The most successful second-messenger optogenetic tools work by generating cAMP. Optogenetic tools that work via cGMP have been less satisfactory. Thus far, these tools have been mutated versions of natural light-sensitive proteins. They lack not only elegance, but also efficiency.

 

Optogenetic work, however, needn’t struggle with clumsy cGMP-generating tools any longer, according to research from Goethe University Frankfurt. This research, like much prior optogenetic research, focused on a type I (microbial) rhodopsin, a light-sensitive membrane protein. The new work, however, investigated a new type I rhodopsin, one that is fused with a guanylyl cyclase domain. It was found in the fungus Blastocladiella emersonii, and it was called BeGC1. It was shown to be essential for phototaxis of zoospores in B. emersonii through green light-regulated cGMP production.

 

The Goethe University research, which was led by Prof. Alexander Gottschalk, went further to demonstrate directly that BEGC1’s guanylyl cyclase activity was integral to the light-regulated mechanism. These results were detailed September 8 in Nature Communications, in an article entitled, “Optogenetic manipulation of cGMP in cells and animals by the tightly light-regulated guanylyl-cyclase opsin CyclOp.”

 

The article includes the suggestion that BeGC1 should be renamed guanylyl cyclase opsin from B. emersonii, or BeCyclOp: “Here we implement [BeCyclOp] as a new optogenetic tool,enabling rapid light-triggered cGMP increase in heterologous cells (Xenopus oocytes, HEK293T cells) and in Caenorhabditis elegans,” wrote the authors. “Among five different fungal CyclOps, exhibiting unusual eight transmembrane topologies and cytosolic N-termini, BeCyclOp is the superior optogenetic tool (light/dark activity ratio: 5,000; no cAMP production; turnover (20°C) ~17 cGMPs−1).”

 

“The light-activated enzyme CyclOp has outstanding molecular properties which qualify it as a valuable addition to the optogenetics toolbox for cell biologists and neurobiologists,” explained Prof. Gottschalk.

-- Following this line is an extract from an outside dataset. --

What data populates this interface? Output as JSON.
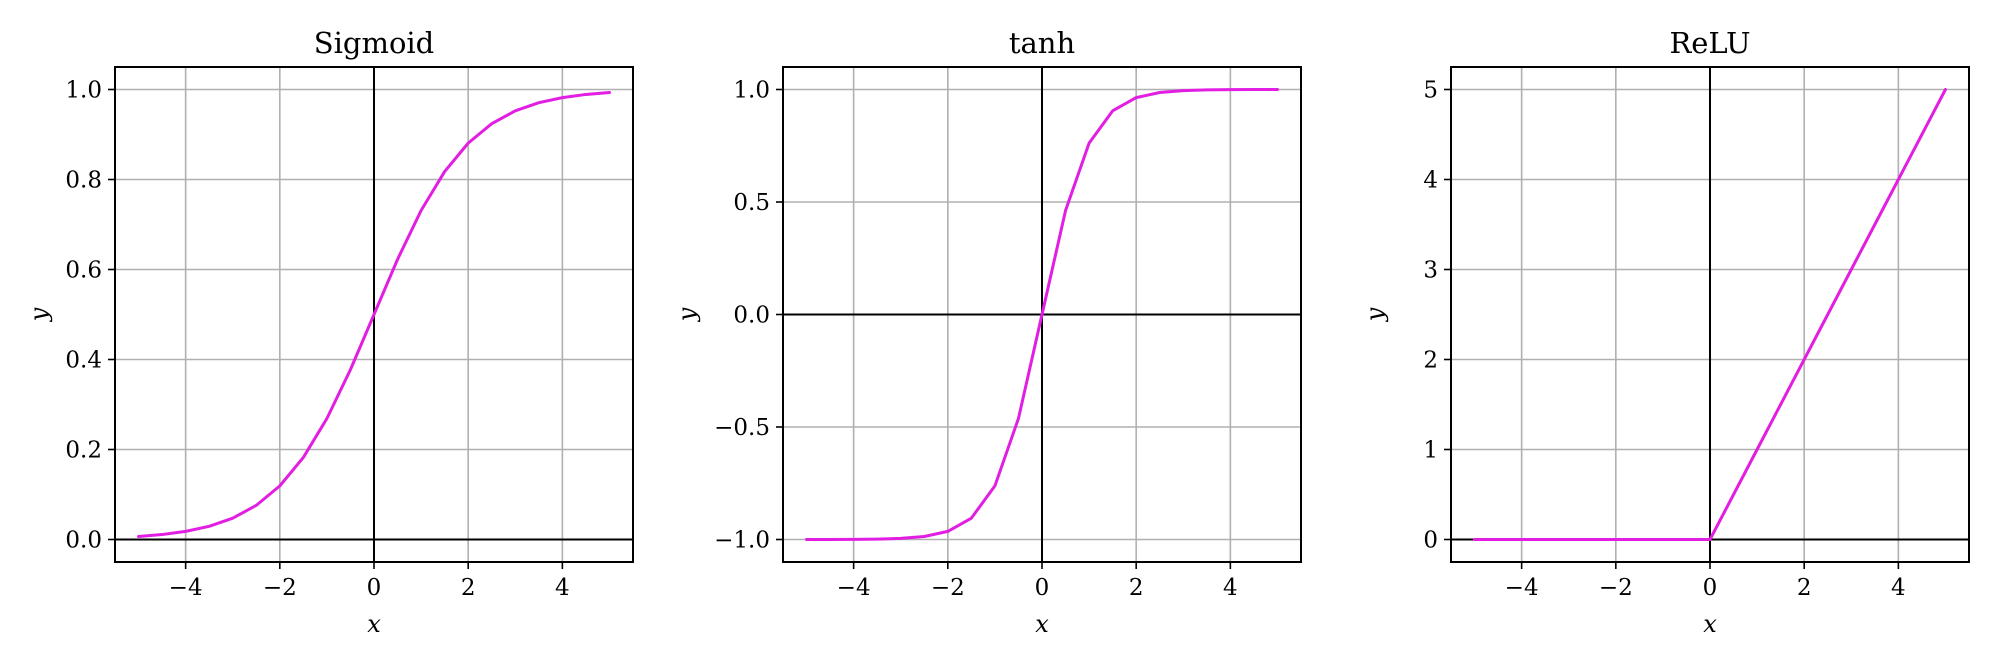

Prof Gottschalk’s research group has introduced the protein into oxygen sensing cells in order to find out what role the second messenger cGMP plays in these cells. To do so, the translucent nematode is exposed to light leading to intracellular generation of cGMP. The cells respond by acting as if they had detected an increase in the oxygen level. In this way the researchers can use CyclOp to get a better understanding of how the natural signal for these cells is turned into a cellular response.